ROM is non-volatile and holds firmware. Variants include:

• Mask ROM: factory programmed.
• PROM: programmable once by user (fuses).
• EPROM: erasable by UV light and reprogrammable.
• EEPROM: electrically erasable/programable (byte-wise).
• Flash: block-erasable, widely used in SSDs, USB drives, cameras; limited write/erase cycles but non-volatile and fast relative to disk.

✅ Key Takeaways

Match memory type to use: SRAM for speed (cache), DRAM for capacity (main memory), ROM/Flash for persistent firmware or storage. Understand refresh needs and trade-offs of density vs speed vs cost.

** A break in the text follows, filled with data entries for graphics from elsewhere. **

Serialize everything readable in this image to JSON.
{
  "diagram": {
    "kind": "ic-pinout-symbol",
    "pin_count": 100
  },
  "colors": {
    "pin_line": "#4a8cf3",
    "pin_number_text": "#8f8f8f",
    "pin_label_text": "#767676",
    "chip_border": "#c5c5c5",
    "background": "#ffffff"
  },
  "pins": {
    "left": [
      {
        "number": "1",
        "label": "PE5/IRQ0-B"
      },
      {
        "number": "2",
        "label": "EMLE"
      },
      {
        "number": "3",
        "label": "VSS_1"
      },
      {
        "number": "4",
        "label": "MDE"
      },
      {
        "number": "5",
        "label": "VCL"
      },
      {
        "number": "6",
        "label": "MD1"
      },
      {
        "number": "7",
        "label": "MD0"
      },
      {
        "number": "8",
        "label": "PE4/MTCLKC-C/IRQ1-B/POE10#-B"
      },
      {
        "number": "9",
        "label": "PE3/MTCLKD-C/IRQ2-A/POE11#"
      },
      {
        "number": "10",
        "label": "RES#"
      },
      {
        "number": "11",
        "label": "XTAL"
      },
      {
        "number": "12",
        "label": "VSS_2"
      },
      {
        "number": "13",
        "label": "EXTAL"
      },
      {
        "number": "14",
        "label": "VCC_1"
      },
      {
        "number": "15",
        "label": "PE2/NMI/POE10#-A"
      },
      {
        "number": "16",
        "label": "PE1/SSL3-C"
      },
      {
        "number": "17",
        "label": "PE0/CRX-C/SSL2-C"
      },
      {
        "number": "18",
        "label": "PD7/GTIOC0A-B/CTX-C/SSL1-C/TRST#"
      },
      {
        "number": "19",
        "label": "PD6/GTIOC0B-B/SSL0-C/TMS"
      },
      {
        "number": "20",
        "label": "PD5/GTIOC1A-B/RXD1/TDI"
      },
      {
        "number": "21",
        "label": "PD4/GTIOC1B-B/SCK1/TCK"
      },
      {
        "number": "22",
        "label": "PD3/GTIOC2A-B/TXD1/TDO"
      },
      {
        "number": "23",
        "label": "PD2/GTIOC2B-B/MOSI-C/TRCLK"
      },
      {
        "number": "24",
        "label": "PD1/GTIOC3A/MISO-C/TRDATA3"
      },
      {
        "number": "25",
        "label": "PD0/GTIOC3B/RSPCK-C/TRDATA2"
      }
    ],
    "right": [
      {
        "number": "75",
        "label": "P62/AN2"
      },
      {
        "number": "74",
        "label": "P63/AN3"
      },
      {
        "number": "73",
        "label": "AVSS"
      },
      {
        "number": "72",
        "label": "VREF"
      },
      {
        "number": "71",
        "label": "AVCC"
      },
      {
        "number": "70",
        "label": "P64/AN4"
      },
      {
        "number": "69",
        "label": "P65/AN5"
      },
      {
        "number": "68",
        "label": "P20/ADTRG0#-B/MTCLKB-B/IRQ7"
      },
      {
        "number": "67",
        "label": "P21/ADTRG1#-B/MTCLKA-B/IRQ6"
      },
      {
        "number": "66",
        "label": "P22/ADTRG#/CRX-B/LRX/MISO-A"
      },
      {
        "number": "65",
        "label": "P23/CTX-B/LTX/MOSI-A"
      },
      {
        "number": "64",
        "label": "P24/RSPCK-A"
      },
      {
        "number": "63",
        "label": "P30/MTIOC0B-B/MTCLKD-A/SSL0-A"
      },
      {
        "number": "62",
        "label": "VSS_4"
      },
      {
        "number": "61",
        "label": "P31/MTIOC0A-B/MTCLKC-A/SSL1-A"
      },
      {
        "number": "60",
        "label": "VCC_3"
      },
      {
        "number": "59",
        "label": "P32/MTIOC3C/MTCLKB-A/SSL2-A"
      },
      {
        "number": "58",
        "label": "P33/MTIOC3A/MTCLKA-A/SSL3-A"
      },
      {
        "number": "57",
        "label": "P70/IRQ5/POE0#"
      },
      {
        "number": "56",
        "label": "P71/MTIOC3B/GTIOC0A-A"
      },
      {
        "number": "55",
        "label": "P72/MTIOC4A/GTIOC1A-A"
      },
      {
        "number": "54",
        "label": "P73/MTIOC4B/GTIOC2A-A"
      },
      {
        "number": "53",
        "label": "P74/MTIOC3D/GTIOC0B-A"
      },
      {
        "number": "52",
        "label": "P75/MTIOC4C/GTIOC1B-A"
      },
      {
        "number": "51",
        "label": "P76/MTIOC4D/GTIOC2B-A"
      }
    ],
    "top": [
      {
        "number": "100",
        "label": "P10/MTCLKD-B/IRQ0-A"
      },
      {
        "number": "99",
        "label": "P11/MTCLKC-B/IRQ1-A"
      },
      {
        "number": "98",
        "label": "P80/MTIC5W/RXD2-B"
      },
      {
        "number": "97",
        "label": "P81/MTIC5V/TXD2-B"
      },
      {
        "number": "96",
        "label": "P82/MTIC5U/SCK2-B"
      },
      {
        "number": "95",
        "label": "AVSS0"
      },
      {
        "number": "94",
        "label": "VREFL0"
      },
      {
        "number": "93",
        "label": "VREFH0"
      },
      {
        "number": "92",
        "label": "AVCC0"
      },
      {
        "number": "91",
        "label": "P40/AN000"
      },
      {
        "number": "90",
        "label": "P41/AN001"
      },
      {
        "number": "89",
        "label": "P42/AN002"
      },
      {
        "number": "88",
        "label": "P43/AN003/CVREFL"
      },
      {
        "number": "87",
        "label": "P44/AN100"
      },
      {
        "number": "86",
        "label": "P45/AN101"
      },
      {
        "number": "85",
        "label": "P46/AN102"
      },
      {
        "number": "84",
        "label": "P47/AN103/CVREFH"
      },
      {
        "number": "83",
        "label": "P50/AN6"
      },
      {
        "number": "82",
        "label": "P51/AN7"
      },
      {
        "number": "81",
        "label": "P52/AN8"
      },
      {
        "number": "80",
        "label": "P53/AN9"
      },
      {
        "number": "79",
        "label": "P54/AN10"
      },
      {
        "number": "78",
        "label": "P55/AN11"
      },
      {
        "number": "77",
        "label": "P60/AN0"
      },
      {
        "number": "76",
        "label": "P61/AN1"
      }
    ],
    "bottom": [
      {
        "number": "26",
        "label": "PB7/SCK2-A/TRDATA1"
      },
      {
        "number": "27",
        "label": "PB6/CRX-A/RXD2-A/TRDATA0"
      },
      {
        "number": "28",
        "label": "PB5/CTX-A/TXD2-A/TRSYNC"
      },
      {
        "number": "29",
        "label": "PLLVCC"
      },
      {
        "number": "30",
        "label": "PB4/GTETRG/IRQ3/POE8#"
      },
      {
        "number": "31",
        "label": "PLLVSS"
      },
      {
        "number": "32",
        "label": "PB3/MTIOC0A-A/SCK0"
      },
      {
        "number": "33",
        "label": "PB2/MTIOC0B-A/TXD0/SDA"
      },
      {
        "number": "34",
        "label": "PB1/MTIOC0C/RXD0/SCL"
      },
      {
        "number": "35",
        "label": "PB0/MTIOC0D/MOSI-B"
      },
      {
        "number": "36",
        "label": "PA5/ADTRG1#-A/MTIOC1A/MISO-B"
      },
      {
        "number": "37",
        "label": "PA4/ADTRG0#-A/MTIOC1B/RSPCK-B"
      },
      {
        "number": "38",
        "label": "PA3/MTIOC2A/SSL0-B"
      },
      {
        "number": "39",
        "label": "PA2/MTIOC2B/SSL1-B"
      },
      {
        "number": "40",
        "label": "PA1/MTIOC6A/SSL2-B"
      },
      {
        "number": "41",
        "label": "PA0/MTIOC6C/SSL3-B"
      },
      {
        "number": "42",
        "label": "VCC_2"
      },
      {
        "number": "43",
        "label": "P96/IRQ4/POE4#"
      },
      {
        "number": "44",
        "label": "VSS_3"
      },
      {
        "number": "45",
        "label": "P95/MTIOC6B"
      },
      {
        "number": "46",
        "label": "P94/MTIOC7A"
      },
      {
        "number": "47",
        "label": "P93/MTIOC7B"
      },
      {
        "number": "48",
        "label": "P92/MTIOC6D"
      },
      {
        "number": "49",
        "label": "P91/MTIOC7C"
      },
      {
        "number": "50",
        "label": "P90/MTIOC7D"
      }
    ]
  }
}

🧭 Memory Hierarchy — Purpose & Trade-offs

Memory hierarchy arranges storage levels so that as you move closer to the CPU, speed and cost per bit increase while capacity decreases. Typical levels: Registers → L1/L2 Cache → Main Memory (DRAM) → Disk/SSD → Tape. The hierarchy works well if accesses to slower levels are much less frequent.

⚡ Cache Basics

Cache is a small, fast memory sitting between CPU and main memory to reduce average access time. On a CPU memory request: check cache → if found (hit) return quickly; if not (miss) fetch block from lower memory, place into cache, then deliver to CPU.

🧾 Cache Structure & Terminology

Cache consists of data storage (blocks/lines) and tag memory that stores metadata identifying which main-memory block is present. Key metrics:

• Hit rate = hits / (hits + misses).
• Miss rate = 1 − hit rate.
• Hit time: time to access cache (includes tag check).
• Miss penalty: additional time if miss (fetch from lower level + replace block).

Typical values: L1 hit time ~ 1 cycle, L2 ~ 2 cycles; L1 miss rate often a few percent.

🧭 Cache Design Parameters

Design choices include: cache size, block (line) size, mapping (placement) strategy, associativity, replacement algorithm (LRU, FIFO, random, LFU), and write policy (write-through vs write-back). Larger cache reduces miss rate but increases cost and lookup time.

✅ Key Takeaways

Understand cache purpose (reduce average memory access time), how tags identify blocks, and the main performance metrics (hit/miss rates, hit time, miss penalty). Cache design balances capacity, speed, and complexity.

🧩 Cache Mapping Techniques — Placement Strategies

Cache placement strategies determine where a main-memory block can reside in cache:

• Direct-mapped: each main-memory block maps to exactly one cache line (Index = block_number MOD number_of_slots). Simple and fast but prone to conflict misses.
• Fully associative: a block can be placed anywhere in cache; requires searching all tags (or parallel comparators). Low conflict misses but complex and expensive.
• Set-associative (n-way): compromise — cache divided into sets; a block maps to exactly one set and can occupy any of the $n$ lines within that set. Index = block_number MOD number_of_sets.

📐 Address Structure (Direct Mapping)

Split a memory address into fields: [Tag | Line(Index) | Word]. If main memory block address space uses $s$ bits and word offset uses $w$ bits, and cache has $r$ line bits, then:

• Word field = $w$ bits
• Line (slot) field = $r$ bits
• Tag = $s - r$ bits

Example: For main memory size = 16 MB ($2^{24}$ bytes) and block size = 4 B, block address bits are $s = 22$. If cache has $2^{14}$ lines, then line bits $r = 14$ and tag bits = $s - r = 8$.

🔁 Replacement & Write Policies

On a miss where cache is full, a replacement policy chooses a victim (LRU, FIFO, random). For writes:

• Write-through: write to cache and main memory immediately (simpler coherence, higher memory traffic).
• Write-back: update cache only and mark line dirty; write to main memory when the line is evicted (reduces memory writes but needs dirty-bit management).

➕ Pros & Cons of Direct Mapping

• Advantages: very simple and inexpensive to implement; quick index computation.
• Disadvantages: poor hit ratio under conflict-heavy access patterns (two frequently used blocks that map to the same line will thrash).

✅ Key Takeaways

Be able to explain direct, fully associative, and set-associative mapping, compute address-field sizes ($\text{Tag},\ \text{Index},\ \text{Offset}$), and understand replacement/write policy trade-offs. Choose associativity to balance conflict misses vs implementation complexity.